When my treatment ended, the sweater that had traveled with me throughout my cancer was still incomplete. And every time I’d pick it up to keep working, the smell and feel of the yarn—even the weight of the bag—transported me back to that difficult time. For most people, this wouldn’t be a problem. They’d just set the project aside and forget it. But for me, it was torture. In my heart, I’m a completist. I love to finish things. I always finish the book. I watch the whole movie, even when it is boring. Having a half-done knitting project that I started in chemotherapy, no-less, staring back at me, was difficult at best.

Since my treatment ended, this half-knit sweater taunted me. I’d pick it up and put it down. It would look back at me.

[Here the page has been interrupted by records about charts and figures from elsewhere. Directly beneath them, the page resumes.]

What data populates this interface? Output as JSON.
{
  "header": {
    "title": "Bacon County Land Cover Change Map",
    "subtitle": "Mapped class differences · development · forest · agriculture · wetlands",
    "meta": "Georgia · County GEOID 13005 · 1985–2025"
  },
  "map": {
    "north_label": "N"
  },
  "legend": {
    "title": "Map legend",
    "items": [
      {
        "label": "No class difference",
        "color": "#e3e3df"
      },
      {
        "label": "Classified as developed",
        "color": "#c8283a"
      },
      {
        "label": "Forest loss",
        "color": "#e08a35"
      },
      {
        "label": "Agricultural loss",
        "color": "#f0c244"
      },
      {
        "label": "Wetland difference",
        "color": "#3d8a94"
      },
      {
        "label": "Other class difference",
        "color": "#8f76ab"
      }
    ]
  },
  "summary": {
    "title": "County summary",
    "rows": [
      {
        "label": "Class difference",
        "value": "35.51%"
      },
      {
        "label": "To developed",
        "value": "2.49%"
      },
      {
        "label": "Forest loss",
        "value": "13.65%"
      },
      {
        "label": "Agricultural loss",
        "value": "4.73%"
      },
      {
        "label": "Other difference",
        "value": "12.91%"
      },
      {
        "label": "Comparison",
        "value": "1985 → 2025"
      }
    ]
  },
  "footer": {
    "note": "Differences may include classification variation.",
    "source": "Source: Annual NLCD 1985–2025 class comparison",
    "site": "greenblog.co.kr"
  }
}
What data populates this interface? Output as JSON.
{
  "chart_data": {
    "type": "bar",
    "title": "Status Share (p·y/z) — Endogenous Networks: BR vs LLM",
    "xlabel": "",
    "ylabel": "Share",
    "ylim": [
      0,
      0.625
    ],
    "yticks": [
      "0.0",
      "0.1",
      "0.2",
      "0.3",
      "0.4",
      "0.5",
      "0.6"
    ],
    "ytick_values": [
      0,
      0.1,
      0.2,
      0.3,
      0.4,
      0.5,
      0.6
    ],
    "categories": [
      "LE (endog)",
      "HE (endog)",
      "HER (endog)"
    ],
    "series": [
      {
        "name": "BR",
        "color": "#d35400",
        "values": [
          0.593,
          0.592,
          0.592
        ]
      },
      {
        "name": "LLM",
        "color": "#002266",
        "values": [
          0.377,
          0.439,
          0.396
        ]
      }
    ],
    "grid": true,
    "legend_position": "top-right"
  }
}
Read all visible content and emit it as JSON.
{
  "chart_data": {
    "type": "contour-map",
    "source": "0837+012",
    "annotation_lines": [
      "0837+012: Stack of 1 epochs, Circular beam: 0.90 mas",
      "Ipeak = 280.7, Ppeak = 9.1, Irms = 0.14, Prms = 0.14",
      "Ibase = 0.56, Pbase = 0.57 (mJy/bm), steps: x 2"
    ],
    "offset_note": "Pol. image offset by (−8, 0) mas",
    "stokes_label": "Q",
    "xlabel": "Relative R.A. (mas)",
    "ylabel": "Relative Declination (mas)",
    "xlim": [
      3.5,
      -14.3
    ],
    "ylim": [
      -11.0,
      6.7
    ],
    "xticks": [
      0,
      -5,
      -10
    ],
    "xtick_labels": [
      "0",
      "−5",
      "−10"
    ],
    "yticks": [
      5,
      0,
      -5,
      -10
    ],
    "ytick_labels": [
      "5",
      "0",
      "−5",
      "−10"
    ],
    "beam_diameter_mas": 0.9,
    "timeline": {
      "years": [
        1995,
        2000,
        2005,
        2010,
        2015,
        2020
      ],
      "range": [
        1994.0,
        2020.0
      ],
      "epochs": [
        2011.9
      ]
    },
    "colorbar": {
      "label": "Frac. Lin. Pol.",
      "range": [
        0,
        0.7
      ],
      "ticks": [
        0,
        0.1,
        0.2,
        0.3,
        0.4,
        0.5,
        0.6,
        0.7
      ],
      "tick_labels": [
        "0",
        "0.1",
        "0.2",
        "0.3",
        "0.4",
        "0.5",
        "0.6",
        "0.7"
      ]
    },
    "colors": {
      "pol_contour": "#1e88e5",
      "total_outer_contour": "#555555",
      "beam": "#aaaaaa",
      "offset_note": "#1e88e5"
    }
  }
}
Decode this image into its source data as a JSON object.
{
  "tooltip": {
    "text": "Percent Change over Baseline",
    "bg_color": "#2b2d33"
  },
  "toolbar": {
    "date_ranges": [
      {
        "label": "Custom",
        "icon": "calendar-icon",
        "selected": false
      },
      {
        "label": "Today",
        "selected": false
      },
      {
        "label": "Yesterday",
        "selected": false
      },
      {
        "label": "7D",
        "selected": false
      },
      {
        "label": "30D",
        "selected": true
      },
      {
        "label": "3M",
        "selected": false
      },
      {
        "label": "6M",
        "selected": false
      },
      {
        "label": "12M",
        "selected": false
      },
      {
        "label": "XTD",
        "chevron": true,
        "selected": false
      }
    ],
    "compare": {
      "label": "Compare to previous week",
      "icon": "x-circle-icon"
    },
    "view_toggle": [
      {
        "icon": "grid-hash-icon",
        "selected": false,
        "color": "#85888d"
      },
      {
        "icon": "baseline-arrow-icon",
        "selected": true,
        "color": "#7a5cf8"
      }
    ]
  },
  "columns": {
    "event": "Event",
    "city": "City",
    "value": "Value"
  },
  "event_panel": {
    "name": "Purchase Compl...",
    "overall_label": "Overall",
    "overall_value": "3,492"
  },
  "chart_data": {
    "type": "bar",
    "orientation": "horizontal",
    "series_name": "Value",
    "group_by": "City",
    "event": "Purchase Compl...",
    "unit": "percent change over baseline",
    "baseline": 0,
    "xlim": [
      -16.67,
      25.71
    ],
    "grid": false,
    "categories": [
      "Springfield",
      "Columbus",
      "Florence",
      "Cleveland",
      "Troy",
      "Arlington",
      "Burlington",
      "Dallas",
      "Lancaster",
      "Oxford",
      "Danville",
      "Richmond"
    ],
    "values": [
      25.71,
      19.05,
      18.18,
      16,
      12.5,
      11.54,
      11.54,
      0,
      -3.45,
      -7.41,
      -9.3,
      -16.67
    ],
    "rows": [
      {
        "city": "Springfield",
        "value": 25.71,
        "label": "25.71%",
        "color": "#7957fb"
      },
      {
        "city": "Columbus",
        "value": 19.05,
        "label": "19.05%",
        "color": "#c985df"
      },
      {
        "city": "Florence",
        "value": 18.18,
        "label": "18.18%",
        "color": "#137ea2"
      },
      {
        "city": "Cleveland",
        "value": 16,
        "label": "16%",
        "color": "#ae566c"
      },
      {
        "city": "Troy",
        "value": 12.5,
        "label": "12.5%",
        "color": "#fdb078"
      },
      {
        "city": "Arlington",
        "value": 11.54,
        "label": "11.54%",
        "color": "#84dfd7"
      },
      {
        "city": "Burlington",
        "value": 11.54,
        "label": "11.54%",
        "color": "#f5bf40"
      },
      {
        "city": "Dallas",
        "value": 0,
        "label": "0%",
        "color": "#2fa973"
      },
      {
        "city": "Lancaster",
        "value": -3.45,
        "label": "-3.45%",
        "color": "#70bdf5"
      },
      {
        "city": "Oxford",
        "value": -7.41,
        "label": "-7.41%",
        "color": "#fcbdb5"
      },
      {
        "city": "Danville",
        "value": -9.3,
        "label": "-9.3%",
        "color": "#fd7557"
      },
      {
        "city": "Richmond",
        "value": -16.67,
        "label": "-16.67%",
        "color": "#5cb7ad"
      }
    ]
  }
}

I’d feel tremendous guilt at working on other knitting projects that gave me joy: sweaters for my kids, a sweater for myself, hats, mittens, the occasional sock. But this sweater, so connected to my cancer, just looked back at me as a reminder of my illness.

To be fair, I’d grin and bear it and I would work on it in fits and starts. A few rows here and there, but nothing more. And then, last winter, with my fourth cancerversary on the horizon I realized that those rows here and there had finally added up to a full and complete thing: a sweater! To finish it felt like it would mean closing a loop. I had wanted to be done with the sweater for so long but in some ways, I didn’t really know if I was ready. It was never a “move on” but rather, a reminder that things can change. That things are constantly changing.

Honestly, I don’t really wear this sweater very often. Sometimes I force myself into it but the soft yarn feels itchy and it doesn’t sit on my body the way I want it to. I like to see the asphalt gray folded up in my closet; it feels comforting. Seeing the sweater among my other things is like: I did a thing. It was terrible. It was so hard. I’m still here.